I have so far been able to reproduce this issue on Threadripper 5000 series CPUs on WRX80 motherboards, and Threadripper 7000 series CPUs on ASRock and Asus WRX90 motherboards… at least with RTX A800.
The Fix
So with modern GPUs, generally, you must make sure that you have a lot of bios options set: Enable IOMMU (auto isn’t good enough), Enable AER, PCIe 10 bit tag support and possibly SR-IOV, depending on if you want that, with these higher-end GPUs.
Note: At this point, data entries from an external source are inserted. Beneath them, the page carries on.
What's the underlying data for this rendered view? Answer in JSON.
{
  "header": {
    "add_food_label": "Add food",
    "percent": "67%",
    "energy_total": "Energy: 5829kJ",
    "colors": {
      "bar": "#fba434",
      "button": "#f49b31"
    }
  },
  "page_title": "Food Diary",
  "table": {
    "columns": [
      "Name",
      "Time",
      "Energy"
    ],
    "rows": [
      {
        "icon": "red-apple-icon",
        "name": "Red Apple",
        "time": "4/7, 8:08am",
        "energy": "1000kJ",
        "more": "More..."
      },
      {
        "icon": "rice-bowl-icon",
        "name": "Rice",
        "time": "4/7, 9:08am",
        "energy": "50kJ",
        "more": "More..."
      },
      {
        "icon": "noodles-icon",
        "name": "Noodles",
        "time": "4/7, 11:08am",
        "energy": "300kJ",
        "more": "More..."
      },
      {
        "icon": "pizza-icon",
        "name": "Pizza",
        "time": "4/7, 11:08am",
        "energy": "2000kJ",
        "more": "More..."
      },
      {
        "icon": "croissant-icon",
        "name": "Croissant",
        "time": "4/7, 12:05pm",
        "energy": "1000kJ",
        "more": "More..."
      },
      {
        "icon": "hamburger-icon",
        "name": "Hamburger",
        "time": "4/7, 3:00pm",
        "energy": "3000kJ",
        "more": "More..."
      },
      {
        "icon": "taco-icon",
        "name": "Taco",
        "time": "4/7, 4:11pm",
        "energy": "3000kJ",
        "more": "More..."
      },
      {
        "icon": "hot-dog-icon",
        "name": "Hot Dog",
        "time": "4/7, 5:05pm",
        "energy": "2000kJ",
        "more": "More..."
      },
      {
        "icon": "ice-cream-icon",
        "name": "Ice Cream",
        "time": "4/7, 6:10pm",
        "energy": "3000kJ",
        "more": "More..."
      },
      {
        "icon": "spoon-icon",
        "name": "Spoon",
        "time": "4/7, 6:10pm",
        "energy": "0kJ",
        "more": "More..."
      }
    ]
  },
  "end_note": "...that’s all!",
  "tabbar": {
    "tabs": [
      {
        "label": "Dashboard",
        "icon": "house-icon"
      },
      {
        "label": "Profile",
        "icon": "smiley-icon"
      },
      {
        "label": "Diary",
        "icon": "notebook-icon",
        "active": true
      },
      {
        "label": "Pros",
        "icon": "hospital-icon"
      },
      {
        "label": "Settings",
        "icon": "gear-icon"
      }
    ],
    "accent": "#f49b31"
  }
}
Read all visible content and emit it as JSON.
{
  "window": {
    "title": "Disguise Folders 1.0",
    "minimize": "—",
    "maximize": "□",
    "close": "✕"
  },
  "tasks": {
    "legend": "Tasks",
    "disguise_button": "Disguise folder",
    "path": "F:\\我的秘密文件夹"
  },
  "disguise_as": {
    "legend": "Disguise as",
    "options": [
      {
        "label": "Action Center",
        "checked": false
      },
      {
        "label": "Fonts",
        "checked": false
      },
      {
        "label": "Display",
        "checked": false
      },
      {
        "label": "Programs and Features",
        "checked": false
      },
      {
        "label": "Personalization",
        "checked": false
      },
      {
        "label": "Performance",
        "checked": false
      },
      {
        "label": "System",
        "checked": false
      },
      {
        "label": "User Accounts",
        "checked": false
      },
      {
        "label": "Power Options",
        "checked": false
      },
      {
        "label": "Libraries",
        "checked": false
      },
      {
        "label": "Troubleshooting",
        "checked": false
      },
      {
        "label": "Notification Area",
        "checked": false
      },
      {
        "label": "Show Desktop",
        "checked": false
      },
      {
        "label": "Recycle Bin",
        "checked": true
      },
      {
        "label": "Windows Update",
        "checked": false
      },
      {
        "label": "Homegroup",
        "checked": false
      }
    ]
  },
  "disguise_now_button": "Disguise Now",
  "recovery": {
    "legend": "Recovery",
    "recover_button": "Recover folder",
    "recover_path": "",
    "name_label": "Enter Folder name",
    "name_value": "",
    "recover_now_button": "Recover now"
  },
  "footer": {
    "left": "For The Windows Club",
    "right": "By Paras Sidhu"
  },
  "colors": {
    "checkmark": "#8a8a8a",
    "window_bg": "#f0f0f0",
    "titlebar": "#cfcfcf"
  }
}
It may also be necessary to set kernel parameters like pci=realloc – always check cat /proc/cmdline to be sure that changes to the kernel commandline “stick” – are you using grub or systemd-boot or ?? etc.
I ended up booting to rescue mode (init=/bin/bash) and stepping through a bunch of pcie nonsense to troubleshoot what was, ultimately, needing the right combination of bios settings, above, that strangely didn’t matter for RTX A6000 GPUs but did matter for these.